Personal information
- Birth name: Javier Barroso Sánchez-Guerra
- Date of birth: 3 December 1903
- Place of birth: Madrid, Spain
- Date of death: 10 September 1990 (aged 86)
- Place of death: Madrid, Spain
- Position(s): Goalkeeper

Senior career*
- Years: Team / Apps / (Gls)
- 1919–1921: Real Madrid
- 1921–1927: Atlético Madrid

11th President of the Spanish Football Federation
- In office 15 August 1941 – 14 April 1946
- Preceded by: Luis Saura
- Succeeded by: Jesús Rivero

20th President of Atlético Madrid
- In office 14 December 1955 – 7 January 1964
- Preceded by: Jesús Suevos
- Succeeded by: Vicente Calderón

= Javier Barroso =

Spanish footballer, sports leader, and architect (1903–1990)

Javier Barroso Sánchez-Guerra (3 December 1903 – 10 September 1990) was a Spanish footballer who played as a goalkeeper for Atlético Madrid in the 1920s, and who later coached the team in 1932. He then served as the 11th president of the Spanish Football Federation from 1941 to 1946, as well as Atlético's 20th president between 1955 and 1964.

As an architect, he was involved in the construction of both the Santiago Bernabéu and the Vicente Calderón Stadiums.

==Sporting career==
===Playing career===
Born in Madrid on 3 December 1903, Barroso began his career at his hometown club Real Madrid in 1919, aged 16, where he stayed for two years, until 1921, playing in only two official matches, both in the 1919–20 Centro Regional Championship, which was won by Madrid.
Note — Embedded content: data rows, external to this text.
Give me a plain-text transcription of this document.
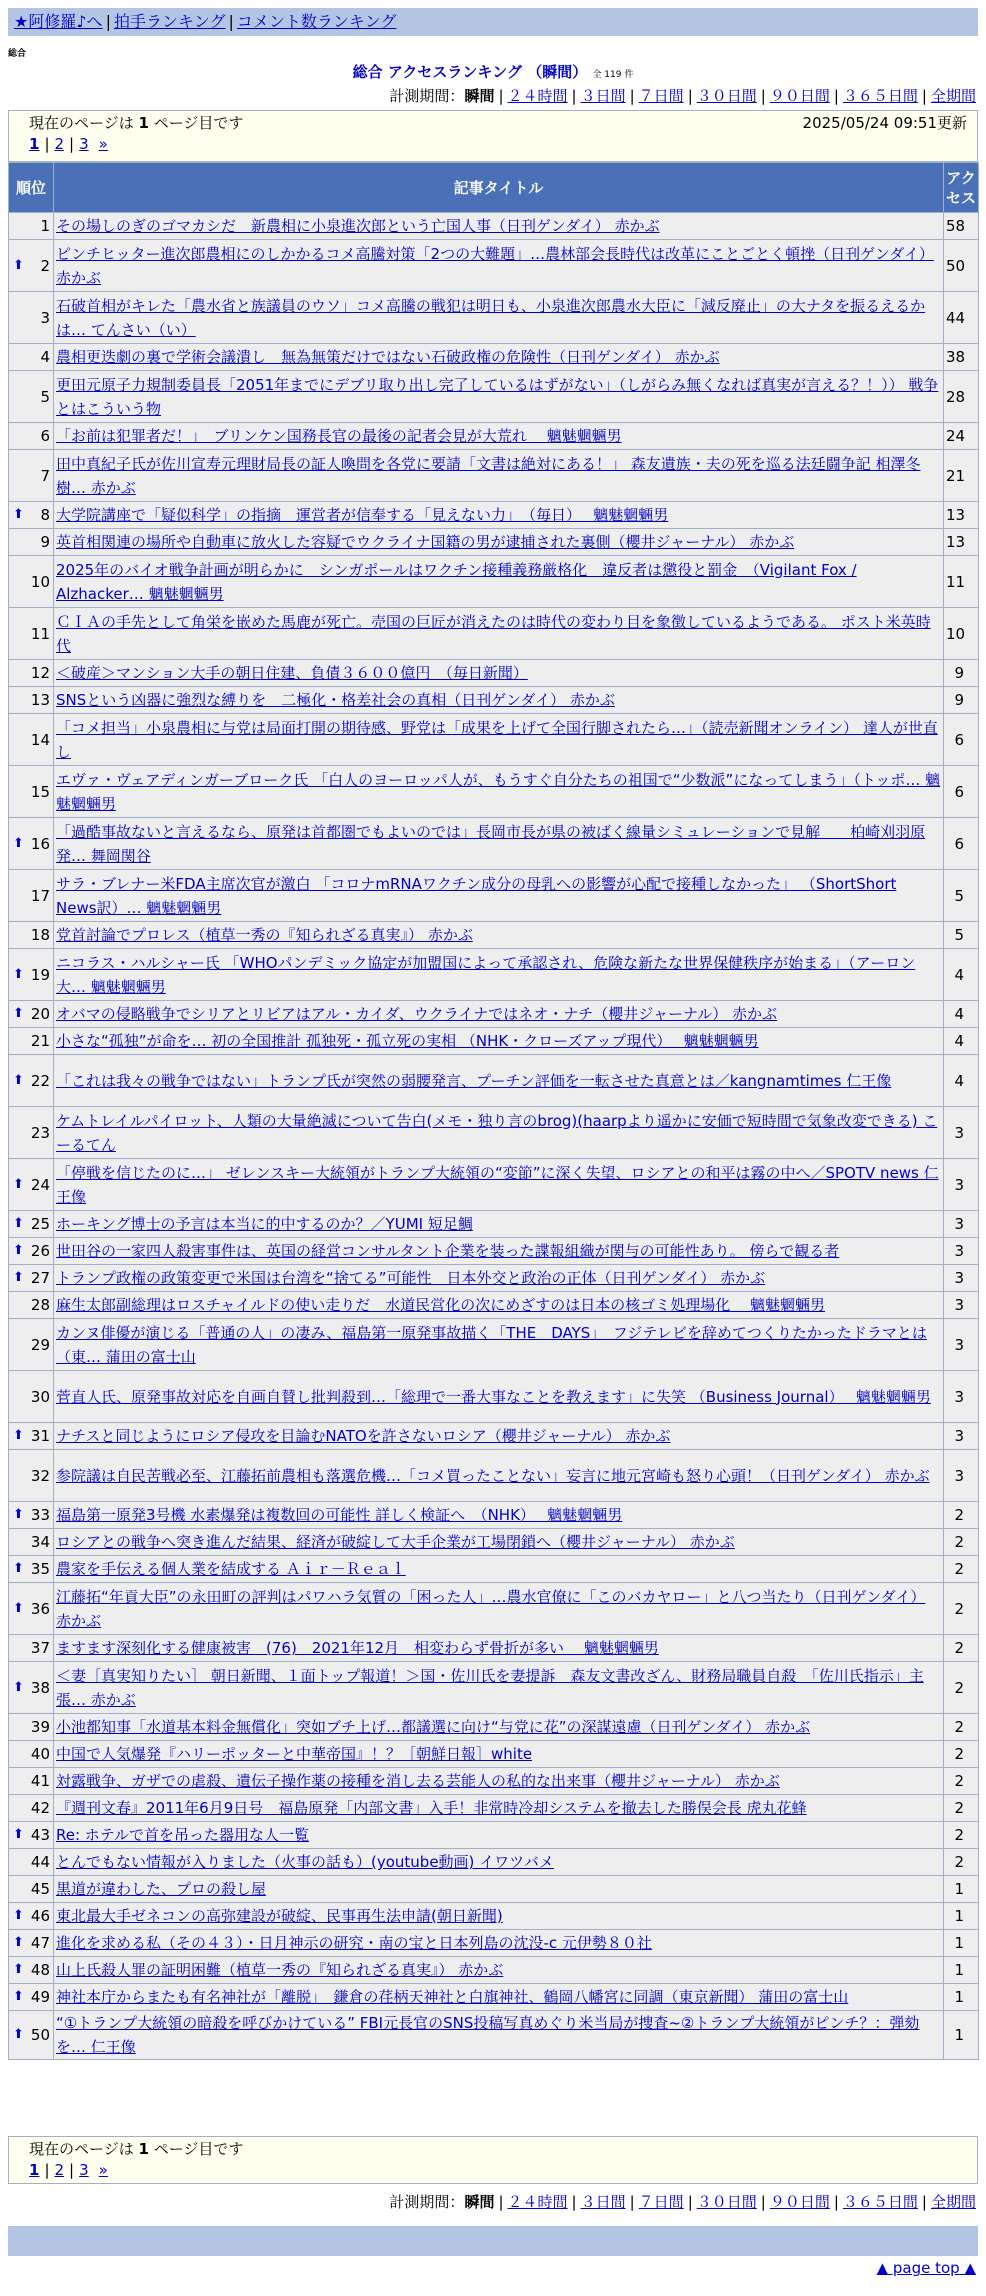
★阿修羅♪へ | 拍手ランキング | コメント数ランキング
総合
総合 アクセスランキング （瞬間） 全 119 件
計測期間：瞬間 | ２４時間 | ３日間 | ７日間 | ３０日間 | ９０日間 | ３６５日間 | 全期間
現在のページは 1 ページ目です	2025/05/24 09:51更新
1 | 2 | 3 »
順位	記事タイトル	アクセス
1	その場しのぎのゴマカシだ　新農相に小泉進次郎という亡国人事（日刊ゲンダイ） 赤かぶ	58

⬆ 2	ピンチヒッター進次郎農相にのしかかるコメ高騰対策「2つの大難題」…農林部会長時代は改革にことごとく頓挫（日刊ゲンダイ） 赤かぶ	50
3	石破首相がキレた「農水省と族議員のウソ」コメ高騰の戦犯は明日も、小泉進次郎農水大臣に「減反廃止」の大ナタを振るえるかは… てんさい（い）	44
4	農相更迭劇の裏で学術会議潰し　無為無策だけではない石破政権の危険性（日刊ゲンダイ） 赤かぶ	38
5	更田元原子力規制委員長「2051年までにデブリ取り出し完了しているはずがない」（しがらみ無くなれば真実が言える？！）） 戦争とはこういう物	28
6	「お前は犯罪者だ！」　ブリンケン国務長官の最後の記者会見が大荒れ　 魑魅魍魎男	24
7	田中真紀子氏が佐川宣寿元理財局長の証人喚問を各党に要請「文書は絶対にある！」 森友遺族・夫の死を巡る法廷闘争記 相澤冬樹… 赤かぶ	21

⬆ 8	大学院講座で「疑似科学」の指摘　運営者が信奉する「見えない力」　（毎日）　 魑魅魍魎男	13
9	英首相関連の場所や自動車に放火した容疑でウクライナ国籍の男が逮捕された裏側（櫻井ジャーナル） 赤かぶ	13
10	2025年のバイオ戦争計画が明らかに　シンガポールはワクチン接種義務厳格化　違反者は懲役と罰金　（Vigilant Fox / Alzhacker… 魑魅魍魎男	11
11	ＣＩＡの手先として角栄を嵌めた馬鹿が死亡。売国の巨匠が消えたのは時代の変わり目を象徴しているようである。 ポスト米英時代	10
12	＜破産＞マンション大手の朝日住建、負債３６００億円　（毎日新聞）	9
13	SNSという凶器に強烈な縛りを　二極化・格差社会の真相（日刊ゲンダイ） 赤かぶ	9
14	「コメ担当」小泉農相に与党は局面打開の期待感、野党は「成果を上げて全国行脚されたら…」（読売新聞オンライン） 達人が世直し	6
15	エヴァ・ヴェアディンガーブローク氏 「白人のヨーロッパ人が、もうすぐ自分たちの祖国で“少数派”になってしまう」（トッポ… 魑魅魍魎男	6

⬆ 16	「過酷事故ないと言えるなら、原発は首都圏でもよいのでは」長岡市長が県の被ばく線量シミュレーションで見解　　柏崎刈羽原発… 舞岡関谷	6
17	サラ・ブレナー米FDA主席次官が激白 「コロナmRNAワクチン成分の母乳への影響が心配で接種しなかった」 （ShortShort News訳）… 魑魅魍魎男	5
18	党首討論でプロレス（植草一秀の『知られざる真実』） 赤かぶ	5

⬆ 19	ニコラス・ハルシャー氏 「WHOパンデミック協定が加盟国によって承認され、危険な新たな世界保健秩序が始まる」（アーロン大… 魑魅魍魎男	4

⬆ 20	オバマの侵略戦争でシリアとリビアはアル・カイダ、ウクライナではネオ・ナチ（櫻井ジャーナル） 赤かぶ	4
21	小さな“孤独”が命を… 初の全国推計 孤独死・孤立死の実相 （NHK・クローズアップ現代）　 魑魅魍魎男	4

⬆ 22	「これは我々の戦争ではない」トランプ氏が突然の弱腰発言、プーチン評価を一転させた真意とは／kangnamtimes 仁王像	4
23	ケムトレイルパイロット、人類の大量絶滅について告白(メモ・独り言のbrog)(haarpより遥かに安価で短時間で気象改変できる) こーるてん	3

⬆ 24	「停戦を信じたのに…」 ゼレンスキー大統領がトランプ大統領の“変節”に深く失望、ロシアとの和平は霧の中へ／SPOTV news 仁王像	3

⬆ 25	ホーキング博士の予言は本当に的中するのか？／YUMI 短足鯛	3

⬆ 26	世田谷の一家四人殺害事件は、英国の経営コンサルタント企業を装った諜報組織が関与の可能性あり。 傍らで観る者	3

⬆ 27	トランプ政権の政策変更で米国は台湾を“捨てる”可能性　日本外交と政治の正体（日刊ゲンダイ） 赤かぶ	3
28	麻生太郎副総理はロスチャイルドの使い走りだ　水道民営化の次にめざすのは日本の核ゴミ処理場化　 魑魅魍魎男	3
29	カンヌ俳優が演じる「普通の人」の凄み、福島第一原発事故描く「THE　DAYS」　フジテレビを辞めてつくりたかったドラマとは（東… 蒲田の富士山	3
30	菅直人氏、原発事故対応を自画自賛し批判殺到…「総理で一番大事なことを教えます」に失笑 （Business Journal）　 魑魅魍魎男	3

⬆ 31	ナチスと同じようにロシア侵攻を目論むNATOを許さないロシア（櫻井ジャーナル） 赤かぶ	3
32	参院議は自民苦戦必至、江藤拓前農相も落選危機…「コメ買ったことない」妄言に地元宮崎も怒り心頭！（日刊ゲンダイ） 赤かぶ	3

⬆ 33	福島第一原発3号機 水素爆発は複数回の可能性 詳しく検証へ　（NHK）　 魑魅魍魎男	2
34	ロシアとの戦争へ突き進んだ結果、経済が破綻して大手企業が工場閉鎖へ（櫻井ジャーナル） 赤かぶ	2

⬆ 35	農家を手伝える個人業を結成する Ａｉｒ－Ｒｅａｌ	2

⬆ 36	江藤拓“年貢大臣”の永田町の評判はパワハラ気質の「困った人」…農水官僚に「このバカヤロー」と八つ当たり（日刊ゲンダイ） 赤かぶ	2
37	ますます深刻化する健康被害　(76)　2021年12月　相変わらず骨折が多い　 魑魅魍魎男	2

⬆ 38	＜妻［真実知りたい］ 朝日新聞、１面トップ報道！＞国・佐川氏を妻提訴　森友文書改ざん、財務局職員自殺　「佐川氏指示」主張… 赤かぶ	2
39	小池都知事「水道基本料金無償化」突如ブチ上げ…都議選に向け“与党に花”の深謀遠慮（日刊ゲンダイ） 赤かぶ	2
40	中国で人気爆発『ハリーポッターと中華帝国』！？［朝鮮日報］white	2
41	対露戦争、ガザでの虐殺、遺伝子操作薬の接種を消し去る芸能人の私的な出来事（櫻井ジャーナル） 赤かぶ	2
42	『週刊文春』2011年6月9日号　福島原発「内部文書」入手！非常時冷却システムを撤去した勝俣会長 虎丸花蜂	2

⬆ 43	Re: ホテルで首を吊った器用な人一覧	2
44	とんでもない情報が入りました（火事の話も）(youtube動画) イワツバメ	2
45	黒道が違わした、プロの殺し屋	1

⬆ 46	東北最大手ゼネコンの高弥建設が破綻、民事再生法申請(朝日新聞)	1

⬆ 47	進化を求める私（その４３）・日月神示の研究・南の宝と日本列島の沈没-c 元伊勢８０社	1

⬆ 48	山上氏殺人罪の証明困難（植草一秀の『知られざる真実』） 赤かぶ	1

⬆ 49	神社本庁からまたも有名神社が「離脱」　鎌倉の荏柄天神社と白旗神社、鶴岡八幡宮に同調（東京新聞） 蒲田の富士山	1

⬆ 50	“①トランプ大統領の暗殺を呼びかけている” FBI元長官のSNS投稿写真めぐり米当局が捜査~②トランプ大統領がピンチ？：弾劾を… 仁王像	1
現在のページは 1 ページ目です
1 | 2 | 3 »
計測期間：瞬間 | ２４時間 | ３日間 | ７日間 | ３０日間 | ９０日間 | ３６５日間 | 全期間
▲ page top ▲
Perhaps unsatisfied with his lack of playing time, he joined city rivals Atlético Madrid in 1921, with whom he played for six years, until 1927, playing a total of 46 matches and helping his side win the 1924–25 Centro Championship.

===Managerial career===
After retiring, Barroso remained linked to Atlético, serving as one of its directors for three years, from 1931 until 1934, and even as its coach in early 1932, overseeing 13 matches in the Segunda División, which ended in 6 wins, one draw, and 6 losses.
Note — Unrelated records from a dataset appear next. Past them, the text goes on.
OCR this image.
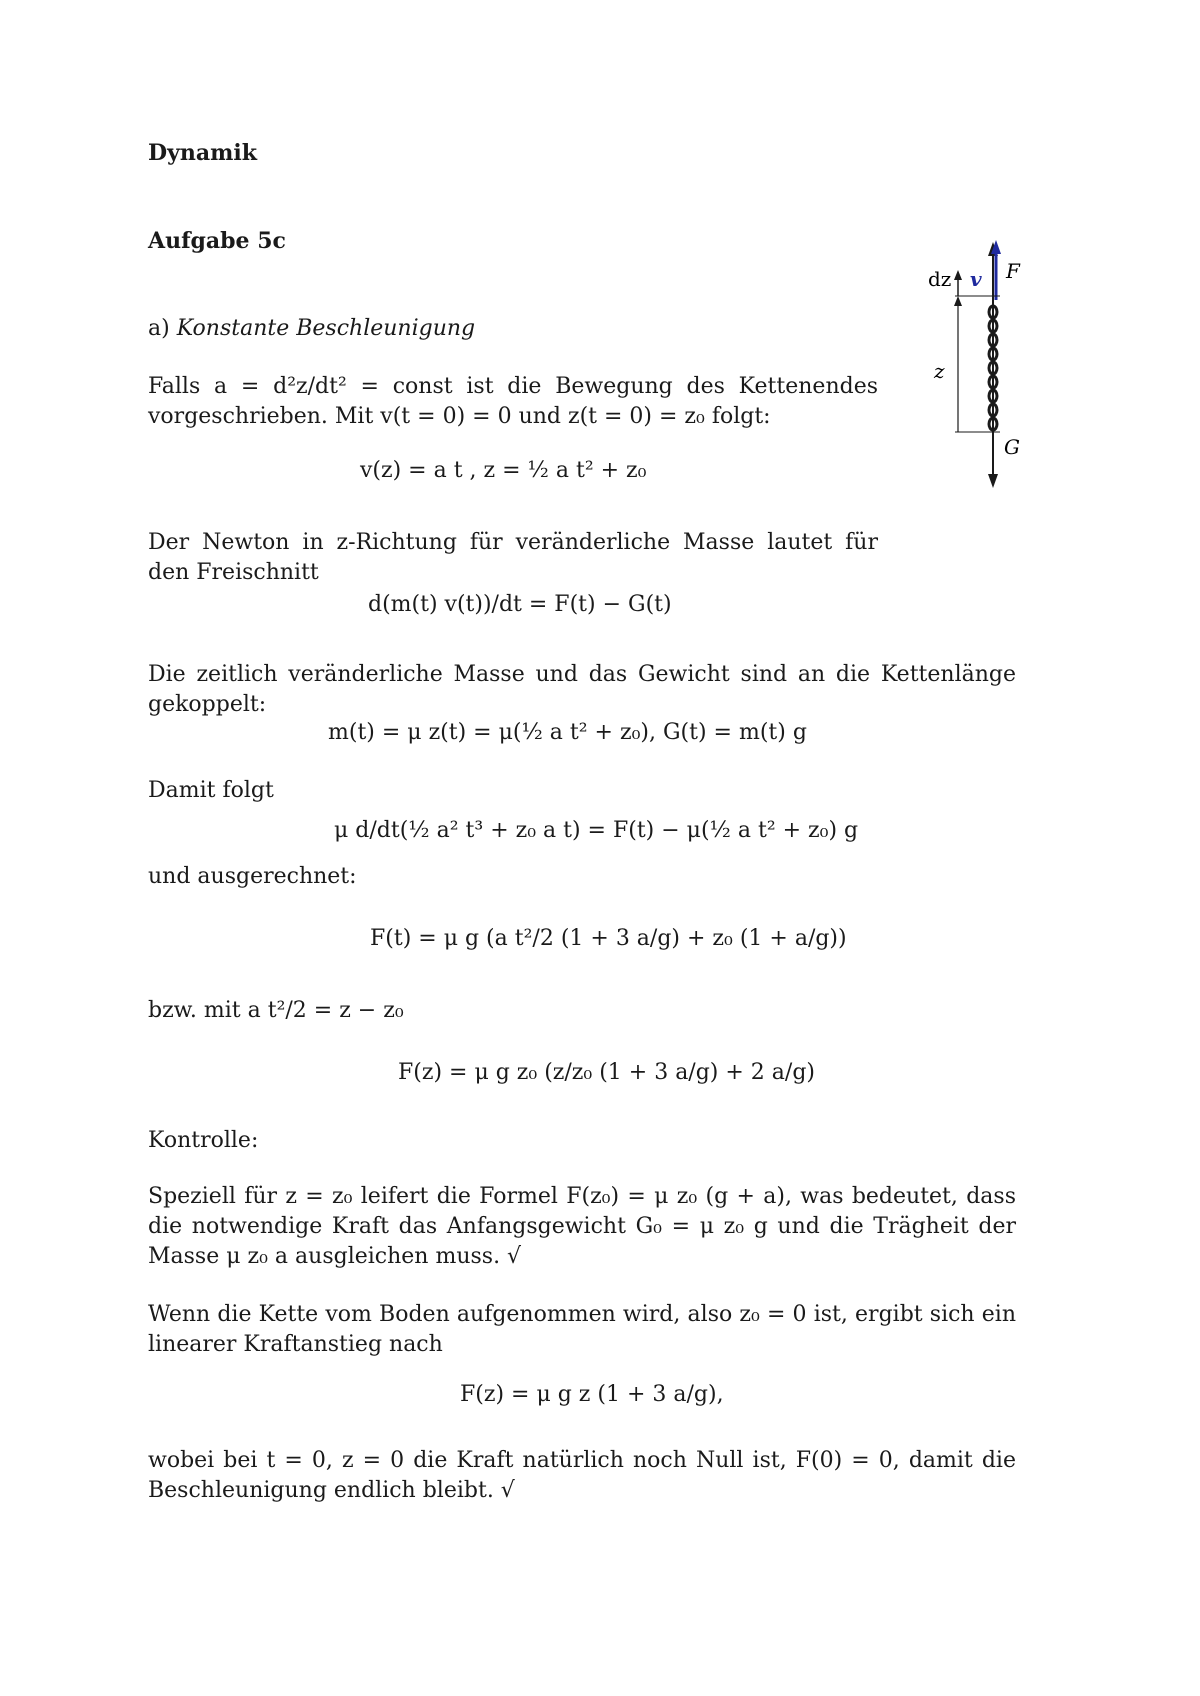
Dynamik
Aufgabe 5c
a) Konstante Beschleunigung
Falls a = d²z/dt² = const ist die Bewegung des Kettenendes vorgeschrieben. Mit v(t = 0) = 0 und z(t = 0) = z₀ folgt:
v(z) = a t , z = ½ a t² + z₀
Der Newton in z-Richtung für veränderliche Masse lautet für den Freischnitt
d(m(t) v(t))/dt = F(t) − G(t)
Die zeitlich veränderliche Masse und das Gewicht sind an die Kettenlänge gekoppelt:
m(t) = μ z(t) = μ(½ a t² + z₀), G(t) = m(t) g
Damit folgt
μ d/dt(½ a² t³ + z₀ a t) = F(t) − μ(½ a t² + z₀) g
und ausgerechnet:
F(t) = μ g (a t²/2 (1 + 3 a/g) + z₀ (1 + a/g))
bzw. mit a t²/2 = z − z₀
F(z) = μ g z₀ (z/z₀ (1 + 3 a/g) + 2 a/g)
Kontrolle:
Speziell für z = z₀ leifert die Formel F(z₀) = μ z₀ (g + a), was bedeutet, dass die notwendige Kraft das Anfangsgewicht G₀ = μ z₀ g und die Trägheit der Masse μ z₀ a ausgleichen muss. √
Wenn die Kette vom Boden aufgenommen wird, also z₀ = 0 ist, ergibt sich ein linearer Kraftanstieg nach
F(z) = μ g z (1 + 3 a/g),
wobei bei t = 0, z = 0 die Kraft natürlich noch Null ist, F(0) = 0, damit die Beschleunigung endlich bleibt. √
dz v F
z
G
===President of the RFEF and Atlético===
On 15 August 1941, Barroso replaced Luis Saura as the new president of the Spanish Football Federation, a position he held for nearly five years, until 14 April 1946, when he resigned following the Antúnez case between Real Betis and Sevilla, being replaced by Jesús Rivero. Having taken over the presidency just two years after the end of the Spanish Civil War, he was tasked with rebuilding the governing body of Spanish football, to whom he provided a structure that was both more modern and solid.
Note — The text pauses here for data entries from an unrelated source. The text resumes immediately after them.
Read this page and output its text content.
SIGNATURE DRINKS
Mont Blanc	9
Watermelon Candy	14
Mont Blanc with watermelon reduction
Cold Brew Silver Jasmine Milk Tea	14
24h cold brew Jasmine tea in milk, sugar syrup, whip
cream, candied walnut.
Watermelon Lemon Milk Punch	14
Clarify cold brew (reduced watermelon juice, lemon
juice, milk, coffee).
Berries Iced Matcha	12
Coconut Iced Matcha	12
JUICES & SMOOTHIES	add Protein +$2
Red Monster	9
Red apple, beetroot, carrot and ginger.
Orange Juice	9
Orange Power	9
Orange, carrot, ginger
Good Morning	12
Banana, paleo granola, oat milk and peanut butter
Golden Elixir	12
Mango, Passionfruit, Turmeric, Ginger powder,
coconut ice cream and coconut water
A few years later, on 11 December 1955, Barroso was named the 20th president of Atlético Madrid by its General Meeting, winning the election with 123 votes against Alfonso de Lafuente's 77. Three days later, on 14 December, he officially replaced Jesús Suevos as the club's new president, a position that he held for over eight years, until 7 January 1964, when he resigned due to an economic and sporting crisis, being replaced by Vicente Calderón, whom Barroso had brought onto his board of directors.

Under his presidency, Atlético won the 1960 and 1961 Copa del Reys. In 1961, he promoted the abandonment of the Estadio Metropolitano de Madrid and initiated the construction of a new field called the Estadio Manzanares, which he designed together with Miguel Ángel García-Lomas Mata, a future Mayor of Madrid (1973–1976); this stadium was completed by his successor, thus being later renamed as the Vicente Calderón Stadium.

In 1983, Barroso was named Atlético's honorary president by the club's members.

==Architect career==
In 1944, Barroso, together with fellow architect Pedro Muguruza, who was also a former Atlético goalkeeper, were part of the jury that chose the design for the new Santiago Bernabéu Stadium. He also designed several barracks for the Civil Guard.

Between 1941 and 1947, Barroso worked on the renovation and expansion of the Ministry of Justice headquarters, and in 1945, he and Francisco Cánovas del Castillo carried out a second extension of the Palacio de la Equitativa. He also designed the Antonio de Nebrija College at the Complutense University of Madrid in 1951.

From 1964 until 1967, he designed the INEF headquarters (1964–67), this time taking a distinctly contemporary approach that contrasts with his earlier work.

==Death==
Barroso died in Madrid on 10 September 1990, at the age of 86.